Keywords

1 Introduction

Auditory alarms are used to alert the human operators of impeding off-nominal situations. These auditory warnings present several advantages as long as their detection doesn’t produce head movement. For instance, they lead to faster responses than their visual counterpart. However, many studies and safety analyses reported the absence of response to these auditory alarms in several critical domains [3, 9, 20]. This inability to detect alarms may find several explanations. For instance, poor warning systems design are known to trigger spurious alarms thus leading to the so-called “Cry Wolf effect”: the human operator consciously neglects such warnings especially under high workload settings [27]. Moreover, the design of the auditory signal itself may fail to capture attention due to its lack of salience or if it is too loud and distracting [21]. Another explanation is to consider the inattentional deafness hypothesis that states that unattended auditory stimuli may fail to reach awareness under high visual load conditions [19]. Since flying is a demanding task [4] that largely involves the processing of visual cues [5], the occurrence of unexpected auditory alarms could remain unnoticed [6, 7].

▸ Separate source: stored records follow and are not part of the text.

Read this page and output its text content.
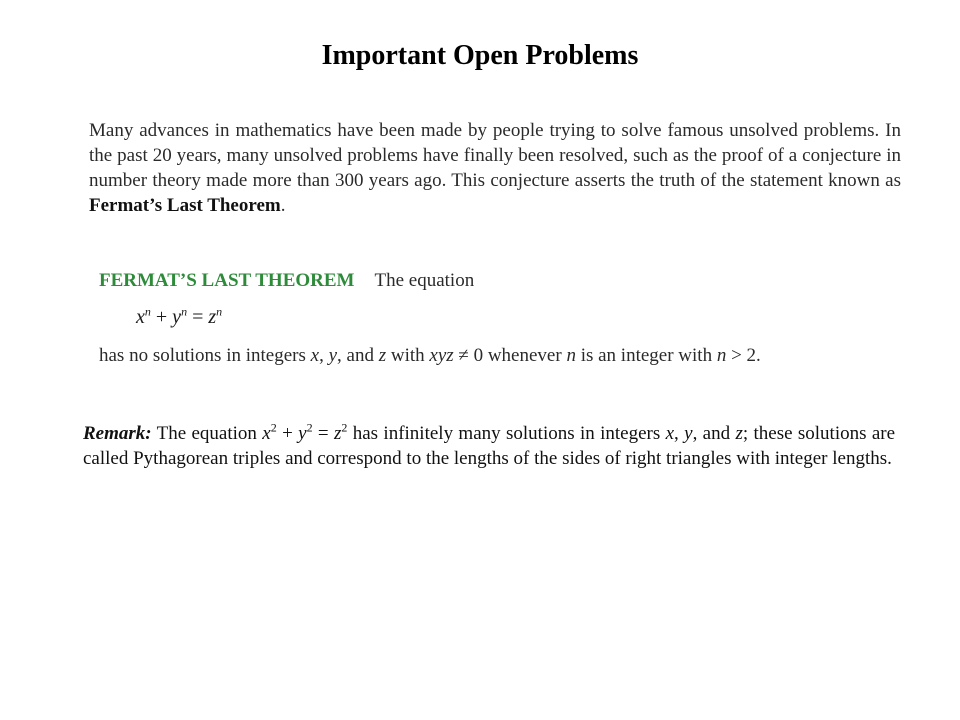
Important Open Problems

Many advances in mathematics have been made by people trying to solve famous unsolved problems. In the past 20 years, many unsolved problems have finally been resolved, such as the proof of a conjecture in number theory made more than 300 years ago. This conjecture asserts the truth of the statement known as Fermat’s Last Theorem.

FERMAT’S LAST THEOREM The equation
$x^n + y^n = z^n$
has no solutions in integers x, y, and z with xyz ≠ 0 whenever n is an integer with n > 2.

Remark: The equation $x^2 + y^2 = z^2$ has infinitely many solutions in integers x, y, and z; these solutions are called Pythagorean triples and correspond to the lengths of the sides of right triangles with integer lengths.
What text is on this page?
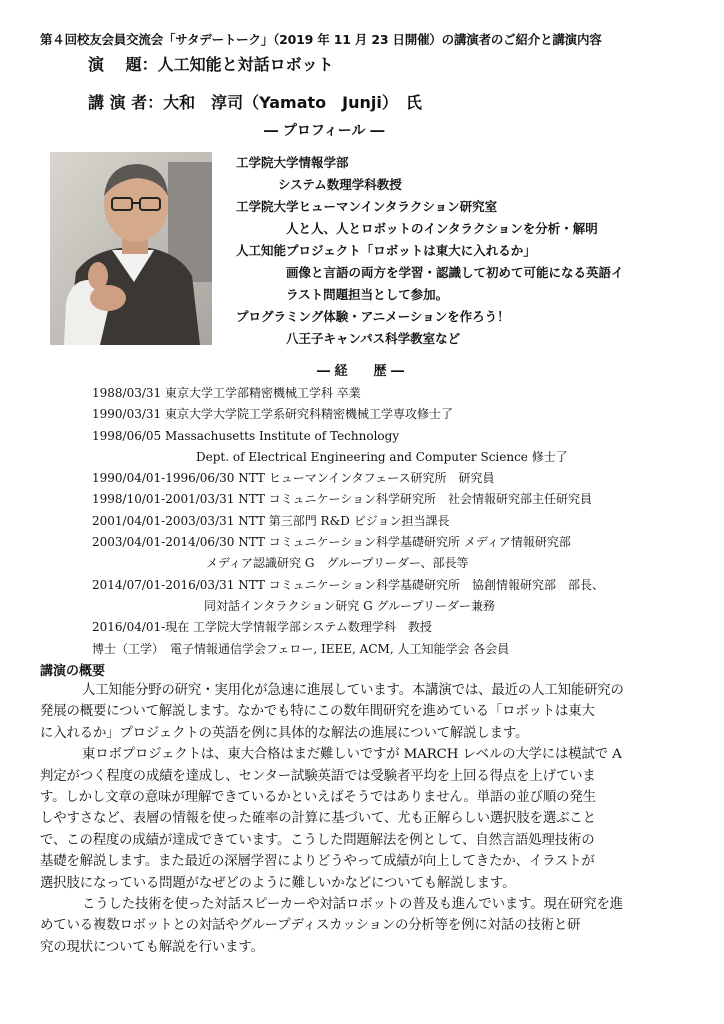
第４回校友会員交流会「サタデートーク」（2019 年 11 月 23 日開催）の講演者のご紹介と講演内容
演　 題：人工知能と対話ロボット
講 演 者：大和　淳司（Yamato　Junji）　氏
― プロフィール ―
工学院大学情報学部
システム数理学科教授
工学院大学ヒューマンインタラクション研究室
人と人、人とロボットのインタラクションを分析・解明
人工知能プロジェクト「ロボットは東大に入れるか」
画像と言語の両方を学習・認識して初めて可能になる英語イ
ラスト問題担当として参加。
プログラミング体験・アニメーションを作ろう！
八王子キャンパス科学教室など
― 経　　歴 ―
1988/03/31 東京大学工学部精密機械工学科 卒業
1990/03/31 東京大学大学院工学系研究科精密機械工学専攻修士了
1998/06/05 Massachusetts Institute of Technology
Dept. of Electrical Engineering and Computer Science 修士了
1990/04/01-1996/06/30 NTT ヒューマンインタフェース研究所　研究員
1998/10/01-2001/03/31 NTT コミュニケーション科学研究所　社会情報研究部主任研究員
2001/04/01-2003/03/31 NTT 第三部門 R&D ビジョン担当課長
2003/04/01-2014/06/30 NTT コミュニケーション科学基礎研究所 メディア情報研究部
メディア認識研究 G　グループリーダー、部長等
2014/07/01-2016/03/31 NTT コミュニケーション科学基礎研究所　協創情報研究部　部長、
同対話インタラクション研究 G グループリーダー兼務
2016/04/01-現在 工学院大学情報学部システム数理学科　教授
博士（工学）　電子情報通信学会フェロー, IEEE, ACM, 人工知能学会 各会員
講演の概要
人工知能分野の研究・実用化が急速に進展しています。本講演では、最近の人工知能研究の
発展の概要について解説します。なかでも特にこの数年間研究を進めている「ロボットは東大
に入れるか」プロジェクトの英語を例に具体的な解法の進展について解説します。
東ロボプロジェクトは、東大合格はまだ難しいですが MARCH レベルの大学には模試で A
判定がつく程度の成績を達成し、センター試験英語では受験者平均を上回る得点を上げていま
す。しかし文章の意味が理解できているかといえばそうではありません。単語の並び順の発生
しやすさなど、表層の情報を使った確率の計算に基づいて、尤も正解らしい選択肢を選ぶこと
で、この程度の成績が達成できています。こうした問題解法を例として、自然言語処理技術の
基礎を解説します。また最近の深層学習によりどうやって成績が向上してきたか、イラストが
選択肢になっている問題がなぜどのように難しいかなどについても解説します。
こうした技術を使った対話スピーカーや対話ロボットの普及も進んでいます。現在研究を進
めている複数ロボットとの対話やグループディスカッションの分析等を例に対話の技術と研
究の現状についても解説を行います。
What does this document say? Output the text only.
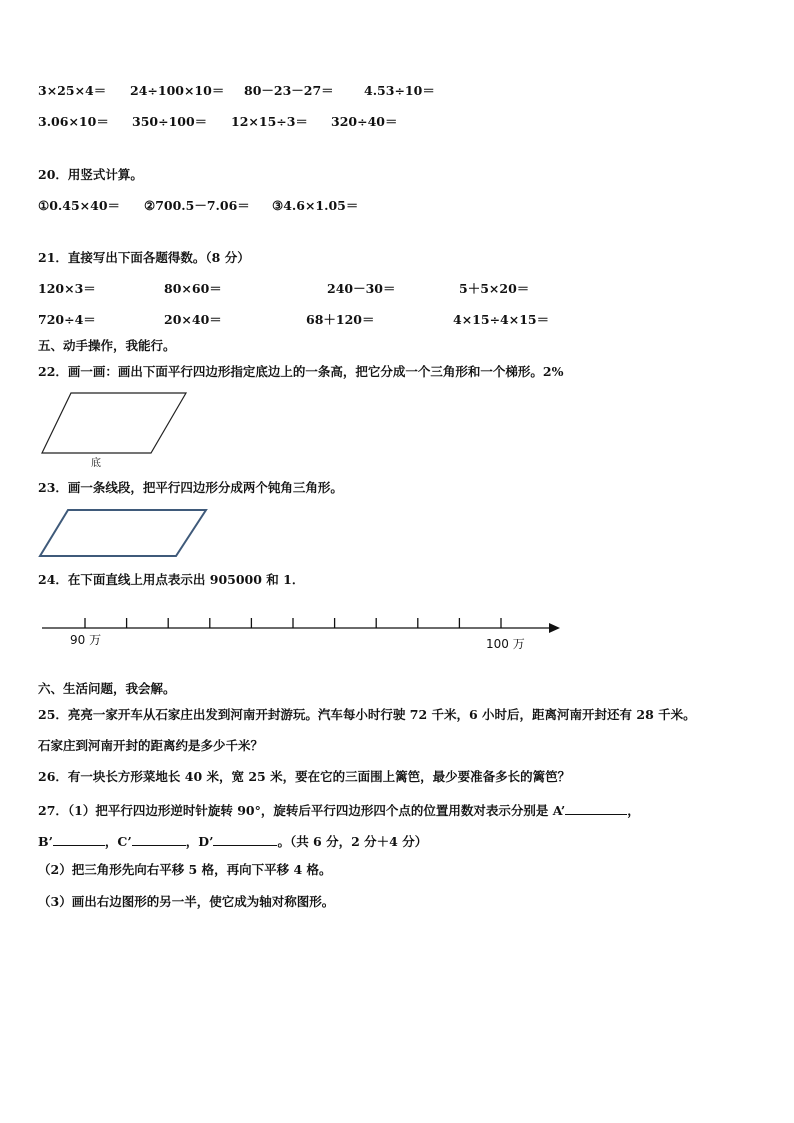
3×25×4＝ 24÷100×10＝ 80－23－27＝ 4.53÷10＝
3.06×10＝ 350÷100＝ 12×15÷3＝ 320÷40＝
20．用竖式计算。
①0.45×40＝ ②700.5－7.06＝ ③4.6×1.05＝
21．直接写出下面各题得数。（8 分）
120×3＝	80×60＝	240－30＝	5＋5×20＝
720÷4＝	20×40＝	68＋120＝	4×15÷4×15＝
五、动手操作，我能行。
22．画一画：画出下面平行四边形指定底边上的一条高，把它分成一个三角形和一个梯形。2%
底
23．画一条线段，把平行四边形分成两个钝角三角形。
24．在下面直线上用点表示出 905000 和 1．
90 万	100 万
六、生活问题，我会解。
25．亮亮一家开车从石家庄出发到河南开封游玩。汽车每小时行驶 72 千米，6 小时后，距离河南开封还有 28 千米。
石家庄到河南开封的距离约是多少千米？
26．有一块长方形菜地长 40 米，宽 25 米，要在它的三面围上篱笆，最少要准备多长的篱笆？
27．（1）把平行四边形逆时针旋转 90°，旋转后平行四边形四个点的位置用数对表示分别是 A’	，
B’	，C’	，D’	。（共 6 分，2 分＋4 分）
（2）把三角形先向右平移 5 格，再向下平移 4 格。
（3）画出右边图形的另一半，使它成为轴对称图形。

This hypothesis is supported by a recent experiment that involves a simplified landing decision task based on the analysis of visual indicators under different load conditions while continuous electroencephalography (EEG) measurements were performed. During the task, a tone was presented, either a standard one, which participants were told to ignore, or a deviant one (“the alarm”) which participants were told to overtly report. The analysis of the event related potentials (ERPs) showed that a drastic diminution of the late auditory component (P300) amplitude was concomitant with the occurrence of inattentional deafness [12]. However, the underlying concepts of scarce attentional resources may not be sufficient to fully account for the inattentional deafness phenomenon [16]. A complementary approach is to consider the existence of the visual dominance over hearing as demonstrated in several paradigms [26]. Reinforcement learning since childhood has probably lead the human beings to rely on visual information rather than on auditory ones. It is admitted that 80 % of the data to handle the flight safely are visual ones, thus leading the pilot to trust visual cues. Indeed, when visual information conflict with auditory ones, or when task demand is high, automatic gating mechanisms may take place and inhibit the processing of auditory information [17, 18]. In order to verify this hypothesis, we recorded in a previous study electrophysiological measurements while participants supervised a simplified automated landing sequence by considering both visual and auditory signals. Our results revealed evidence of an early visual-to-auditory gating mechanism that occurs when visual parameters (“land”) were contradictory to the auditory alarm (“go around”). This mechanism attenuates early auditory processing (N100) and could provide an alternative explanation to the inattentional deafness phenomenon in aeronautics [23].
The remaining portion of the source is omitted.